EBay users worried about fraud, take heart: Researchers at Carnegie Mellon University say they've invented data mining techniques that can detect online auction fraud before it happens. By looking at trading patterns among thousands of eBay sellers, the researchers say they can identify likely con artists and warn off potential bidders.

?We want to help people detect potential fraud before the fraud occurs,? said research associate Duen Horng Chau, who developed NetProbe with professor Christos Faloutsos, undergraduate student Samuel Wang and graduate student Shashank Pandit.


EBay sellers gain their credibility largely through the use of an extensive user-generated feedback system. Buyers give good marks to sellers who deliver goods as promised, and generally sellers with high feedback ratings are safer to purchase from. But con artists long ago found ways to "game" the feedback system, either by creating fake eBay buyers to artificially inflate their positive rating or by working with other criminal associates.

Carnegie Mellon's system, called NetProbe, examines connections between buyers and sellers to look for patterns of artificial feedback. By drawing connections between groups of eBay users, the software can make associations between otherwise anonymous eBay sellers and known criminals, for example.

"Essentially, we are trying to find fake users," Faloutsos said.

These associations, which might not be apparent to the naked eye, can then be used to warn potential buyers, Faloutsos said.

He said the system works because it is able to scan several layers deep into connections between eBay users. "For example, we are looking at the people who traded with the people who traded with me," Faloutsos said.

In its most recent test, Carnegie Mellon researchers loaded the full transaction history of 70,000 eBay users -- 1 million trades in all -- into a database. Running the data through NetProbe, the researchers were able to correctly pick out 10 previously identified criminals. They also identified more than a dozen probable fraudsters and several dozen apparent accomplices, the university said.

Larger tests are planned, and so is a commercial product, though school officials said they didn?t know if NetProbe would be offered directly to consumers. Theoretically, though, potential bidders could run a one-click fraud test on a seller and get back a score indicating the likelihood that the seller was a criminal, Chau said.

Scoring systems common online
That would be a bit of Internet turnabout. Similar scoring systems are used to analyze risk levels in many Internet-based transactions, but they are generally used by sellers to analyze buyers. Most e-commerce sites use fraud scoring products to detect the likelihood that a buyer is using a stolen credit card to purchase merchandise, for example.

The NetProbe software can actually be used to predict eBay crime because it takes some time for criminals to artificially inflate feedback scores, the researchers say. Even the shortest eBay auction takes one day.

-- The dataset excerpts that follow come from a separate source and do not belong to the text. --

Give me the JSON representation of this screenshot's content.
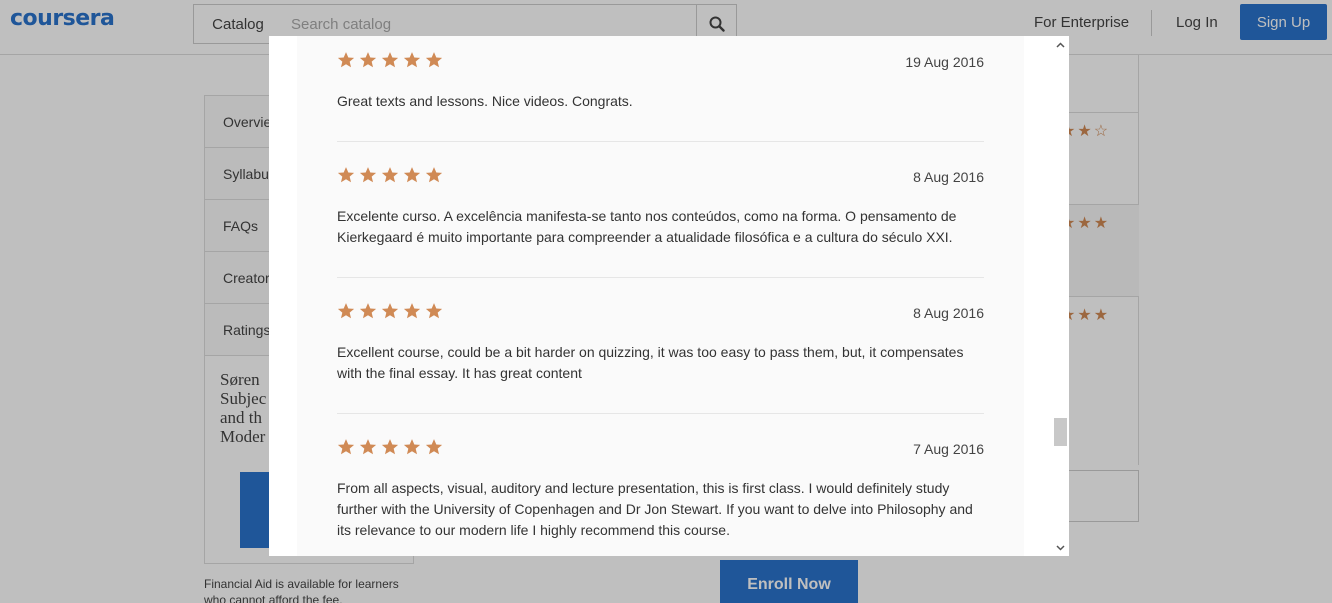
{
  "header": {
    "logo": "coursera",
    "catalog_label": "Catalog",
    "search_placeholder": "Search catalog",
    "enterprise_label": "For Enterprise",
    "login_label": "Log In",
    "signup_label": "Sign Up",
    "brand_color": "#2a73cc"
  },
  "sidebar": {
    "items": [
      {
        "label": "Overvie"
      },
      {
        "label": "Syllabu"
      },
      {
        "label": "FAQs"
      },
      {
        "label": "Creator"
      },
      {
        "label": "Ratings"
      }
    ],
    "card_text": "Søren Subjec and th Moder"
  },
  "financial_aid": "Financial Aid is available for learners who cannot afford the fee.",
  "enroll_label": "Enroll Now",
  "modal": {
    "star_color": "#d08a55",
    "reviews": [
      {
        "rating": 5,
        "date": "19 Aug 2016",
        "text": "Great texts and lessons. Nice videos. Congrats."
      },
      {
        "rating": 5,
        "date": "8 Aug 2016",
        "text": "Excelente curso. A excelência manifesta-se tanto nos conteúdos, como na forma. O pensamento de Kierkegaard é muito importante para compreender a atualidade filosófica e a cultura do século XXI."
      },
      {
        "rating": 5,
        "date": "8 Aug 2016",
        "text": "Excellent course, could be a bit harder on quizzing, it was too easy to pass them, but, it compensates with the final essay. It has great content"
      },
      {
        "rating": 5,
        "date": "7 Aug 2016",
        "text": "From all aspects, visual, auditory and lecture presentation, this is first class. I would definitely study further with the University of Copenhagen and Dr Jon Stewart. If you want to delve into Philosophy and its relevance to our modern life I highly recommend this course."
      }
    ]
  },
  "icons": {
    "search": "search-icon",
    "star": "star-icon",
    "scroll_up": "chevron-up-icon",
    "scroll_down": "chevron-down-icon"
  }
}
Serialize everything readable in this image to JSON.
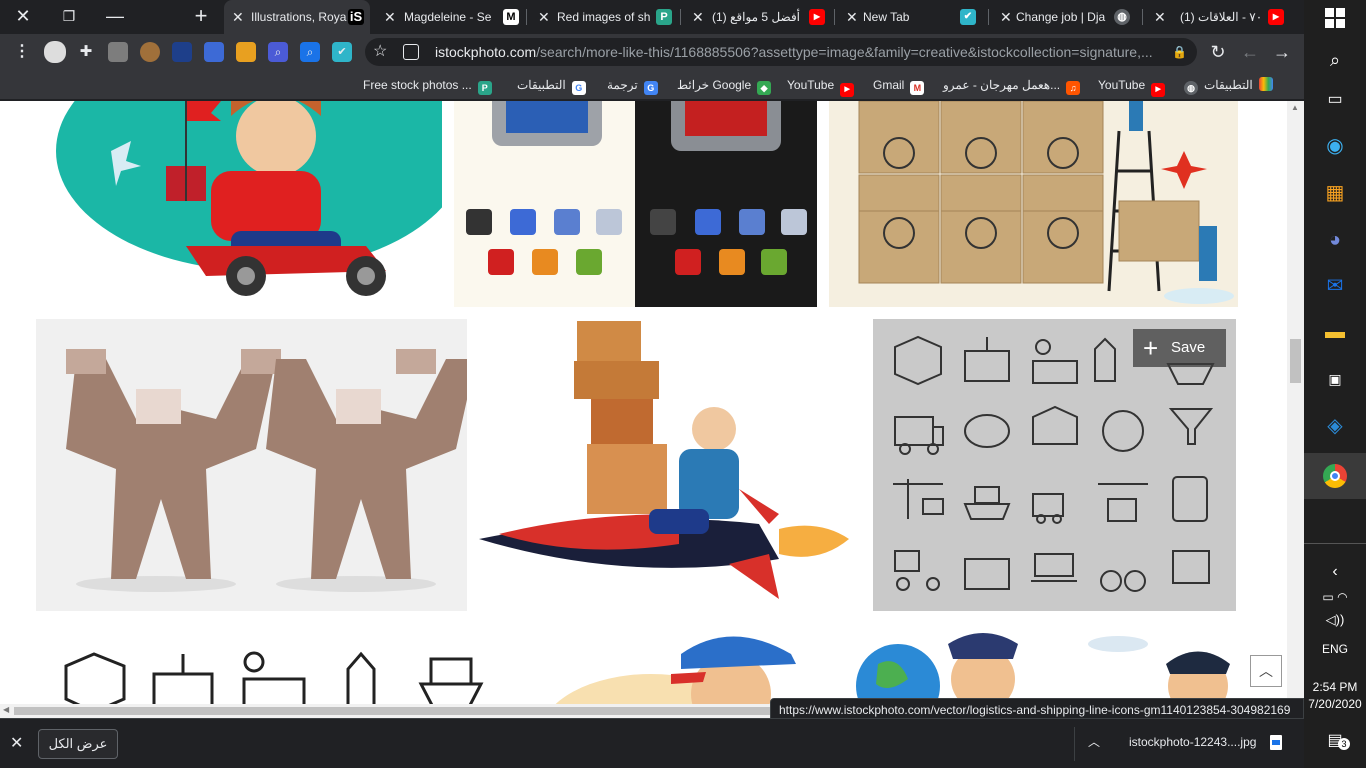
{
  "tabs": [
    {
      "label": "Illustrations, Roya",
      "favicon": "iS",
      "active": true
    },
    {
      "label": "Magdeleine - Se",
      "favicon": "M"
    },
    {
      "label": "Red images of sh",
      "favicon": "p"
    },
    {
      "label": "(1) أفضل 5 مواقع",
      "favicon": "youtube"
    },
    {
      "label": "New Tab",
      "favicon": "none"
    },
    {
      "label": "Change job | Dja",
      "favicon": "globe"
    },
    {
      "label": "(1) ٧٠ - العلاقات",
      "favicon": "youtube"
    }
  ],
  "toolbar": {
    "url_host": "istockphoto.com",
    "url_path": "/search/more-like-this/1168885506?assettype=image&family=creative&istockcollection=signature,..."
  },
  "bookmarks": [
    {
      "label": "Free stock photos ..."
    },
    {
      "label": "التطبيقات"
    },
    {
      "label": "ترجمة"
    },
    {
      "label": "خرائط Google"
    },
    {
      "label": "YouTube"
    },
    {
      "label": "Gmail"
    },
    {
      "label": "هعمل مهرجان - عمرو..."
    },
    {
      "label": "YouTube"
    },
    {
      "label": "التطبيقات"
    }
  ],
  "content": {
    "save_label": "Save",
    "status_url": "https://www.istockphoto.com/vector/logistics-and-shipping-line-icons-gm1140123854-304982169"
  },
  "shelf": {
    "show_all": "عرض الكل",
    "download_name": "istockphoto-12243....jpg"
  },
  "system": {
    "language": "ENG",
    "time": "2:54 PM",
    "date": "7/20/2020",
    "notification_count": "3"
  },
  "colors": {
    "accent": "#e02020",
    "teal": "#1bb7a6",
    "panel_gray": "#c9c9c9"
  }
}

?Real fraudsters who want to make fake reputations, they still need some time to build those,? Faloutsos said. By detecting the creation of fake reputations in real time, fraud can be stopped before it starts, he said.

EBay had not been consulted in development of the software, Faloutsos said, and the company did not immediately return calls seeking comment.

Fake feedback not the biggest problem
EBay fraud expert Rosalinda Baldwin, who runs The Auction Guild Web site, welcomed the research project but said she was skeptical of its widespread usefulness.

Manipulated feedback scores, while a problem for eBay, are not the site's chief source of fraud, she said. Most eBay criminals use hijacked account to commit fraud, allowing them to impersonate legitimate, well-respected eBay members. NetProbe's relationship testing would be powerless to find such fraud, she said.

Consumers can also do their own relationship analysis using eBay's site, she said. In fact, no one should ever bid on an item and not click through a seller's feedback contributors to see if anything looks suspicious, she said.

She said NetProbe would be useful at stopping another common eBay problem ? shill bidding, in which sellers artificially raise prices by bidding on their own items using different accounts.

"It would be of great use to a buyer to be able to run a search on the seller and see if there appears to be shill bidding activity on the sellers account," she said.

Warning: Strange 1-cent auctions
On the subject of bidding, eBay users should know about the increased prevalence of ?feedback groups,? designed to artificially inflate scores through a series of fake low-priced auctions ? many listing items for sale a 1 cent each. The groups buy items from each other essentially for free, and give positive feedback ratings to each other. Baldwin says this is common among cooperating criminals. But sometimes, unwitting accomplices are taken along for the ride.

That?s what happened to Larry Harris, an economics professor at the University of Southern California and former chief economist at the Securities and Exchange Commission. Harris? eBay account was recently hacked somehow, and in one day his impersonator won 13 auctions by bidding 1 cent or 5 cents for items that were essentially worthless, such as an electronic book. Positive feedback had already been given by the time Harris noticed the action, changed his password and regained control of his account.

?When I looked at sellers, I saw thousands of feedback,? Harris said. ?People are clearly using some kind of automated system to do these frauds.?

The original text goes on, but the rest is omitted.